I’ve already ranted about how PW just doesn’t “get” us self-publishers. But now, sadly, PW wants to make a few quick bucks off of us as well. Through its actions, PW is treating self-published writers as second class citizens.
Will Publisher’s Weekly charge Seth Godin $149 for his next book?
That’s right, Seth Godin is now joining the ranks of us indie writers.
I read via Mike Shatzkin that Seth Godin is giving up on publishers altogether. This is huge news for publishers because he’s the type of writer they covet — someone who cranks out books with regularity and cultivates a large audience of eager readers. This development has to make publishers more than a little nervous, and it should. Publishers can and do add massive value to an author’s work, but their perceived value has been slipping, and, to some extent, with good cause. As Mike noted, for years publishers have filtered out writers who didn’t have a “platform.” In other words, they only wanted to publish writers who already had built-in audiences. But any author who has built up an audience knows he or she can now publish directly to that audience, and this is where publishers are in trouble. While I understand why publishers want authors with platforms, the irony is that it is the publishers themselves who suddenly lack “platforms.” I don’t think readers think “I’m in the mood for a new Knopf novel.”
Readers are loyal to authors, not imprints.
And with digital delivery, authors can connect with readers in an instant.
I read in the Wall Street Journal that 40% of owners of ereaders read a lot more than they did before owning an ereader. And Forrester Research estimates that by the end of September roughly 11 million Americans will own at lease one ereader. Not surprisingly, Amazon says the Kindle 3, now shipping, is its fastest-selling Kindle yet.
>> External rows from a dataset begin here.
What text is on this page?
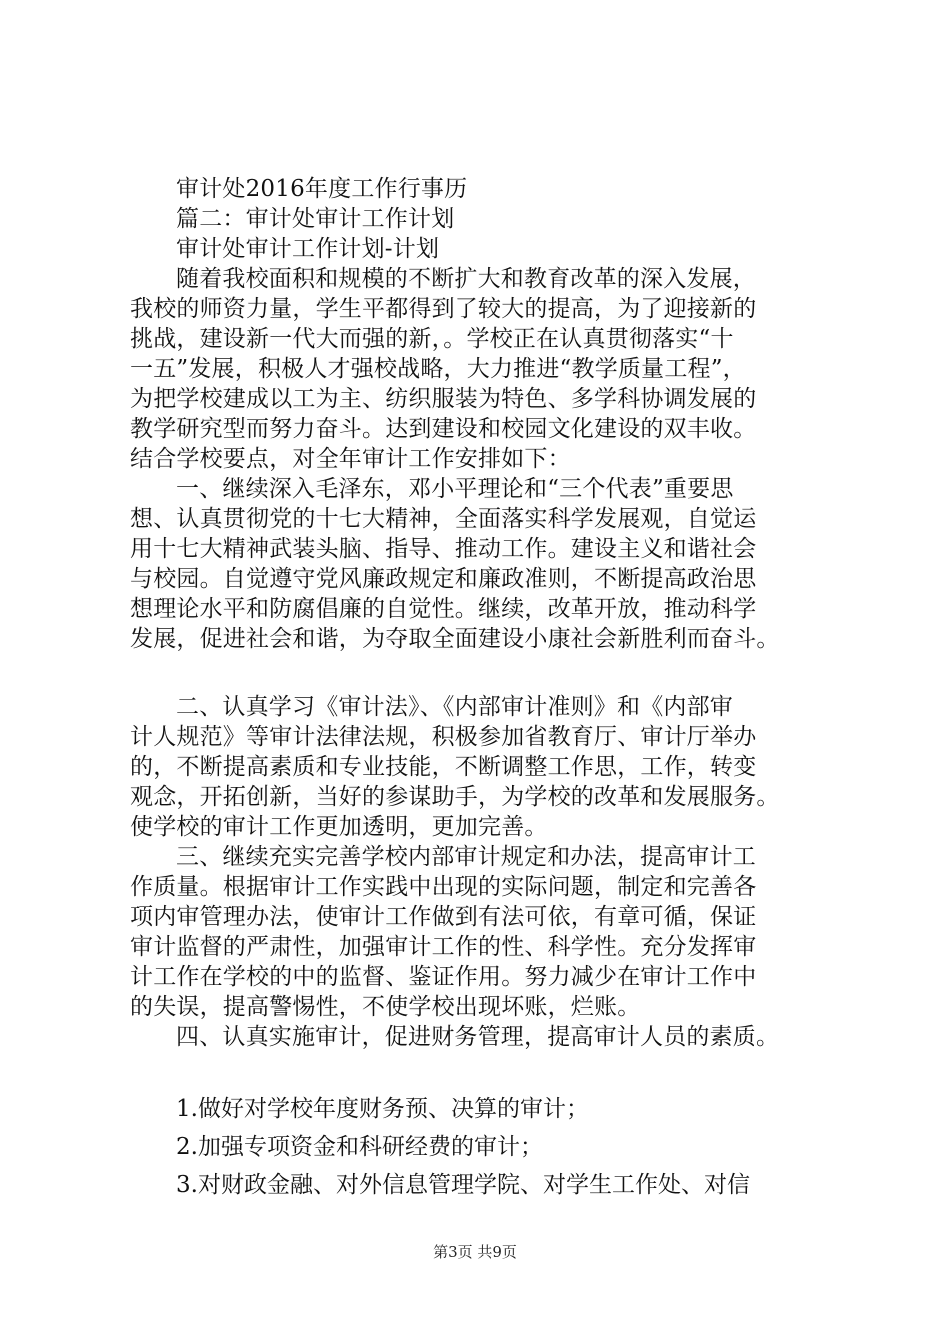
审计处2016年度工作行事历
篇二：审计处审计工作计划
审计处审计工作计划-计划
随着我校面积和规模的不断扩大和教育改革的深入发展，
我校的师资力量，学生平都得到了较大的提高，为了迎接新的
挑战，建设新一代大而强的新，。学校正在认真贯彻落实“十
一五”发展，积极人才强校战略，大力推进“教学质量工程”，
为把学校建成以工为主、纺织服装为特色、多学科协调发展的
教学研究型而努力奋斗。达到建设和校园文化建设的双丰收。
结合学校要点，对全年审计工作安排如下：
一、继续深入毛泽东，邓小平理论和“三个代表”重要思
想、认真贯彻党的十七大精神，全面落实科学发展观，自觉运
用十七大精神武装头脑、指导、推动工作。建设主义和谐社会
与校园。自觉遵守党风廉政规定和廉政准则，不断提高政治思
想理论水平和防腐倡廉的自觉性。继续，改革开放，推动科学
发展，促进社会和谐，为夺取全面建设小康社会新胜利而奋斗。
二、认真学习《审计法》、《内部审计准则》和《内部审
计人规范》等审计法律法规，积极参加省教育厅、审计厅举办
的，不断提高素质和专业技能，不断调整工作思，工作，转变
观念，开拓创新，当好的参谋助手，为学校的改革和发展服务。
使学校的审计工作更加透明，更加完善。
三、继续充实完善学校内部审计规定和办法，提高审计工
作质量。根据审计工作实践中出现的实际问题，制定和完善各
项内审管理办法，使审计工作做到有法可依，有章可循，保证
审计监督的严肃性，加强审计工作的性、科学性。充分发挥审
计工作在学校的中的监督、鉴证作用。努力减少在审计工作中
的失误，提高警惕性，不使学校出现坏账，烂账。
四、认真实施审计，促进财务管理，提高审计人员的素质。
1.做好对学校年度财务预、决算的审计；
2.加强专项资金和科研经费的审计；
3.对财政金融、对外信息管理学院、对学生工作处、对信
第3页 共9页
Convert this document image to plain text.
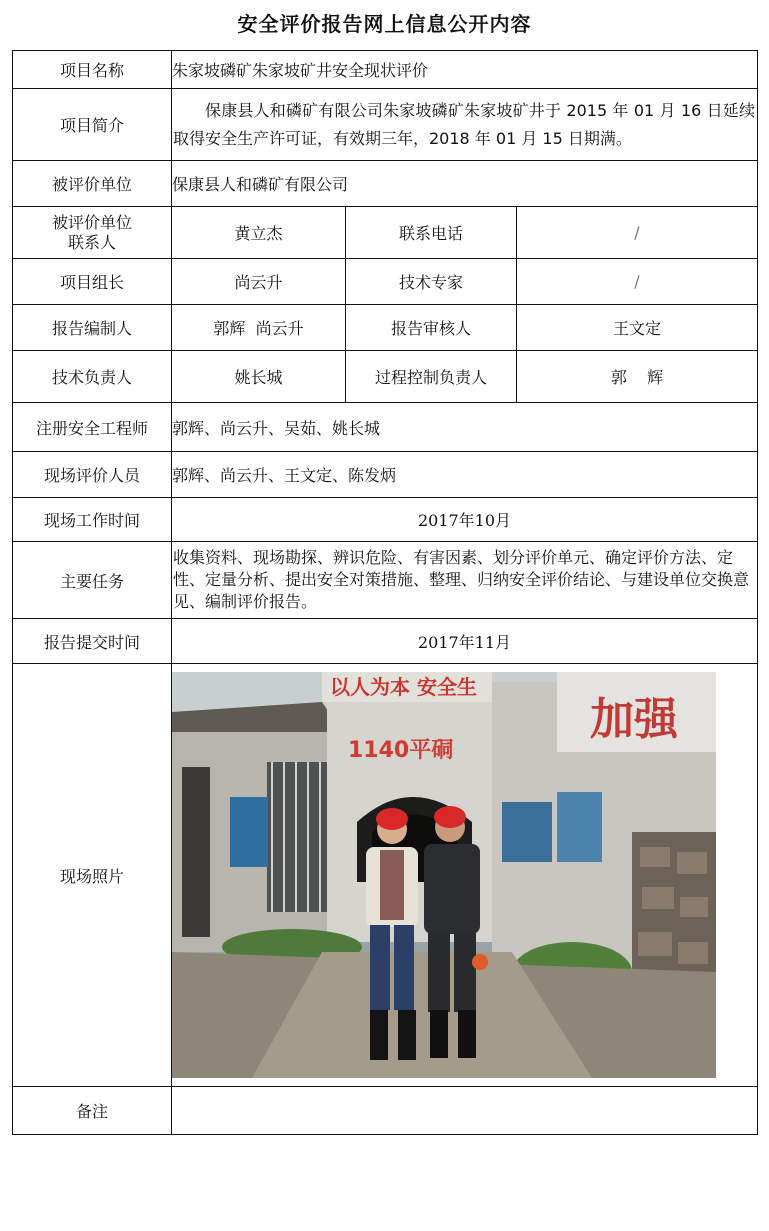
安全评价报告网上信息公开内容
项目名称	朱家坡磷矿朱家坡矿井安全现状评价		
项目简介	保康县人和磷矿有限公司朱家坡磷矿朱家坡矿井于 2015 年 01 月 16 日延续取得安全生产许可证，有效期三年，2018 年 01 月 15 日期满。		

被评价单位	保康县人和磷矿有限公司		

被评价单位
联系人	黄立杰	联系电话	/
项目组长	尚云升	技术专家	/
报告编制人	郭辉  尚云升	报告审核人	王文定
技术负责人	姚长城	过程控制负责人	郭    辉
注册安全工程师	郭辉、尚云升、吴茹、姚长城		
现场评价人员	郭辉、尚云升、王文定、陈发炳		
现场工作时间	2017年10月		
主要任务	收集资料、现场勘探、辨识危险、有害因素、划分评价单元、确定评价方法、定性、定量分析、提出安全对策措施、整理、归纳安全评价结论、与建设单位交换意见、编制评价报告。		

报告提交时间	2017年11月		
现场照片	以人为本 安全生
1140平硐
加强		

备注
Now, this is very good news for us self-publishers. Most of my books are selling via Kindle.
J.A. Konrath, who has a number of books on both the Kindle and iPad, says that Kindle books are outselling iPad books by a ratio of 60:1. I’m seeing a ratio of 80:1. For me, the reason is simple: Amazon makes it easy to get discovered by readers. The iBookstore does not.
So that’s it for now. The latest news in another crazy week in self-publishing.